What is Operating Margin?
The operating margin measures how efficiently a company converts the revenue it generates into operating profit. It is a key ratio as it shows the profits before tax that is available to capital holders.
Operating margin is a profitability ratio that measures how much profit a company makes per one dollar of sales after taking into account the variable costs of production, but before deducting interest expenses or taxes. It is a combination of pricing power, direct cost management and overhead cost management. To calculate the operating margin, divide the reported operating profit by the sales for that period. Alternatively, start with reported revenue and subtract the cost of goods sold, SG&A and other overhead costs to arrive at operating income.
Stakeholders of a company compare operating margins from different time periods to determine progress or erosion in improving a company’s profitability.
It’s important to note that the operating margin does not include all the expenses of a business. Transactions such as gains or losses from foreign exchange, income tax expenses and impairment are not part of the operating income total.

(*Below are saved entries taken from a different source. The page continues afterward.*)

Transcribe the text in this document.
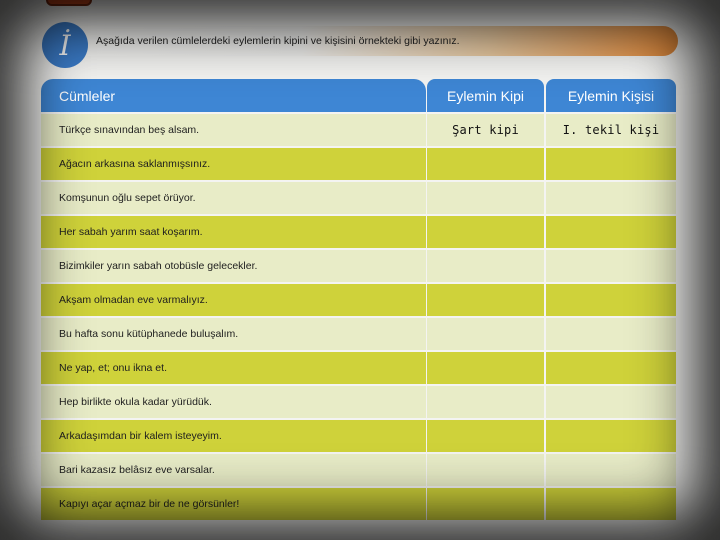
İ Aşağıda verilen cümlelerdeki eylemlerin kipini ve kişisini örnekteki gibi yazınız.
Cümleler	Eylemin Kipi	Eylemin Kişisi
Türkçe sınavından beş alsam.	Şart kipi	I. tekil kişi
Ağacın arkasına saklanmışsınız.
Komşunun oğlu sepet örüyor.
Her sabah yarım saat koşarım.
Bizimkiler yarın sabah otobüsle gelecekler.
Akşam olmadan eve varmalıyız.
Bu hafta sonu kütüphanede buluşalım.
Ne yap, et; onu ikna et.
Hep birlikte okula kadar yürüdük.
Arkadaşımdan bir kalem isteyeyim.
Bari kazasız belâsız eve varsalar.
Kapıyı açar açmaz bir de ne görsünler!
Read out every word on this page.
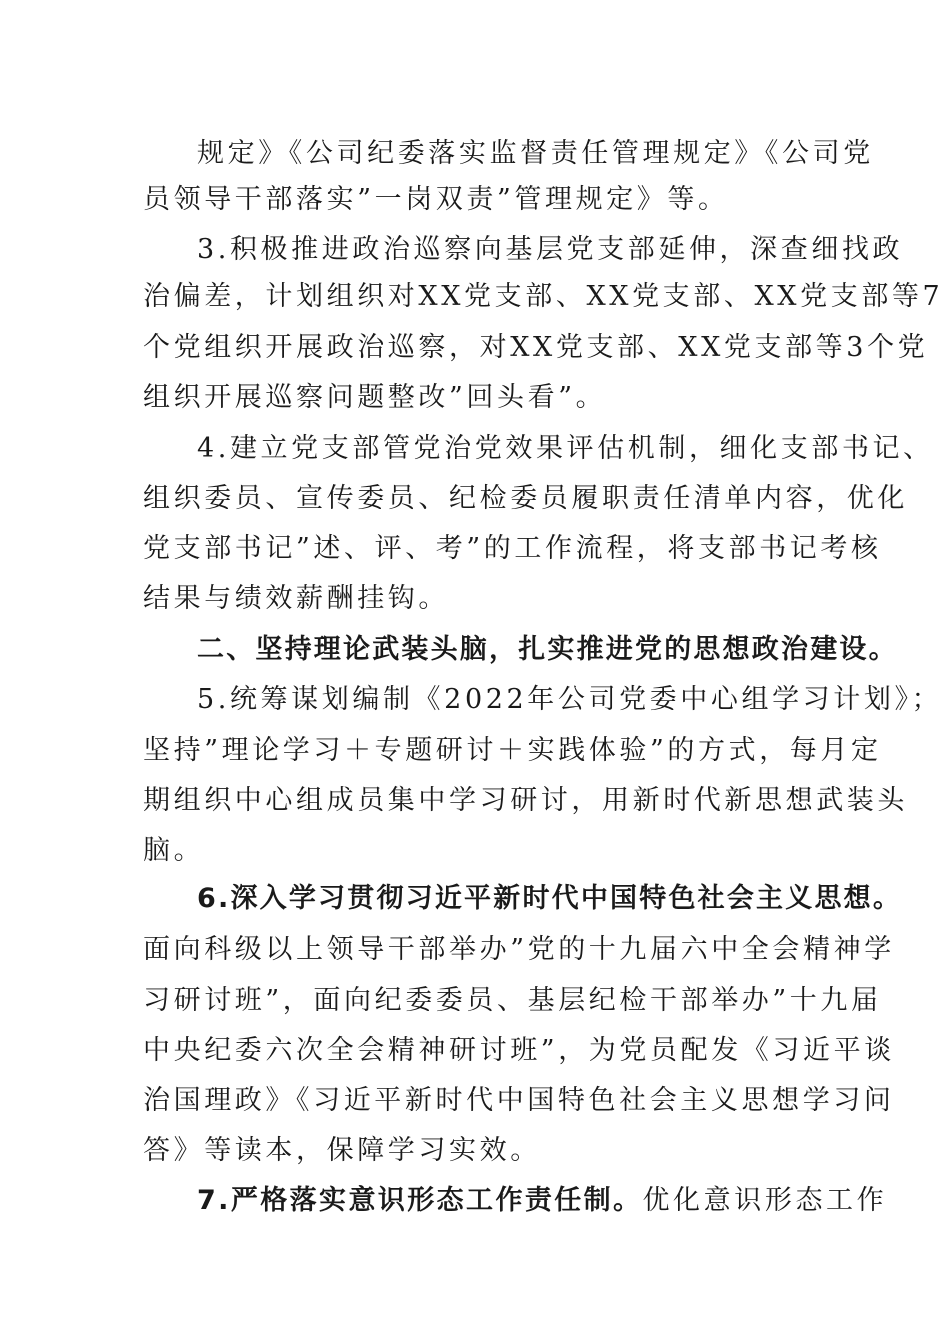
规定》《公司纪委落实监督责任管理规定》《公司党
员领导干部落实”一岗双责”管理规定》等。
3.积极推进政治巡察向基层党支部延伸，深查细找政
治偏差，计划组织对XX党支部、XX党支部、XX党支部等7
个党组织开展政治巡察，对XX党支部、XX党支部等3个党
组织开展巡察问题整改”回头看”。
4.建立党支部管党治党效果评估机制，细化支部书记、
组织委员、宣传委员、纪检委员履职责任清单内容，优化
党支部书记”述、评、考”的工作流程，将支部书记考核
结果与绩效薪酬挂钩。
二、坚持理论武装头脑，扎实推进党的思想政治建设。
5.统筹谋划编制《2022年公司党委中心组学习计划》；
坚持”理论学习＋专题研讨＋实践体验”的方式，每月定
期组织中心组成员集中学习研讨，用新时代新思想武装头
脑。
6.深入学习贯彻习近平新时代中国特色社会主义思想。
面向科级以上领导干部举办”党的十九届六中全会精神学
习研讨班”，面向纪委委员、基层纪检干部举办”十九届
中央纪委六次全会精神研讨班”，为党员配发《习近平谈
治国理政》《习近平新时代中国特色社会主义思想学习问
答》等读本，保障学习实效。
7.严格落实意识形态工作责任制。优化意识形态工作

Figures are in ($) millions for the year-end 2019
In this example, we compare Amazon, an e-commerce company, and Apple, a multinational technology company. Both of these companies operate in the same industry. Apple’s operating margin is 24.6% (63,930/260,074). Amazon’s operating margin is only 5.2% (14,541/280,522). The ratio shows that for every $1 of revenue Apple generates, it converts $0.24 into operating earnings. Amazon generates only $0.05 operating earnings for every $1 revenue generated.
The comparison between the two margins shows that Apple is able to contribute a higher proportion of its revenues into operating profit compared to Apple. This shows that Apple is managing its costs more efficiently in order to generate profit. Amazon, who operates in a similar industry, should consider reviewing its pricing strategy, internal processes and direct material costs.
Why Calculate the Operating Margin?
The operating margin enables stakeholders to make comparisons of similar companies. It shows which company is more efficient at converting revenue into operating income. Pricing strategy and labor costs affect operating margin and stakeholders can use the ratio to measure managerial flexibility and competency. This helps analysts support decisions on which companies are taking better advantage of opportunities.